Skoda will invest in phases

02 Nov 1999

Volkswagen''s Csech subsidiary Skoda Auto, whish has just secured the government’s approval for setting up a wholly owned subsidiary in India, will invest about $56 million in equity in the Indian venture. However, the cautious Czech car major will bring in the funds in a phased manner. It will invest $10 million in the first year, and $16 million in the second year. The balance $30 million will be brought in, possibly in the third year, once the operations are stabilised.

The company is adopting a conservative approach in its production plans. It believes that the Indian car market will stagnate for a while and, therefore, it prefers to make a slow start and plan for rapid growth a little later. It will initially create a manufacturing facility to make 10,000 vehicles a year. And production will be restricted to just 6,000 vehicles a year.
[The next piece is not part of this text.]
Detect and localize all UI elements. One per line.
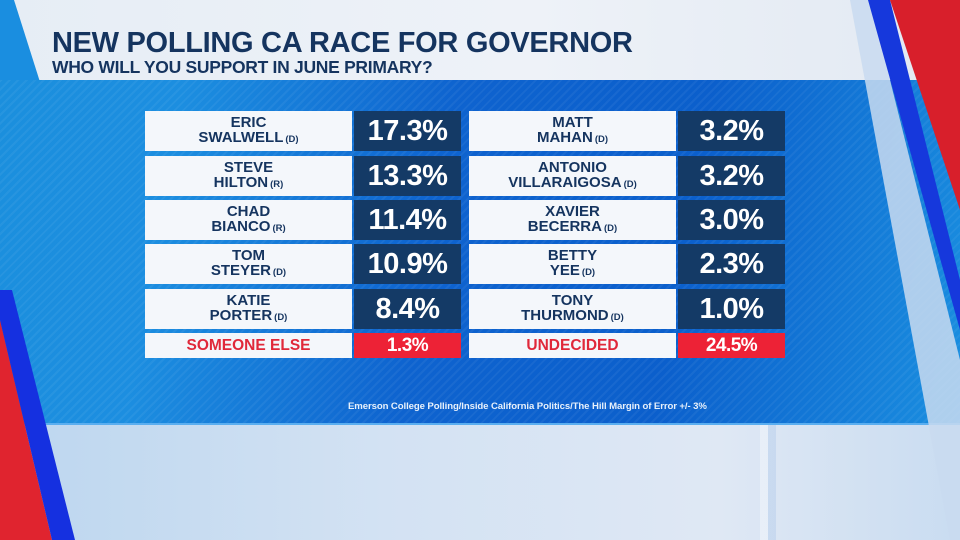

Skoda envisages a higher import component initially. It has projected $400 million as import expenditure in the first five years of operations. But it also expects to earn an equivalent amount of foreign exchange from exports.

Octavia will be the first model to roll out from the Skoda stable in India. The car is unique. It can have use petrol or diesel engines in the capacity range of 1,600cc to 2,000cc. Skoda is not likely to introduce its popular Felicia and Fabia models in India at least in the first five years of operations.

Meanwhile, the company has told the government that it will divest eight to 10 per cent of its equity after two years. The company has started talking to Indian companies and financial institutions in this connection.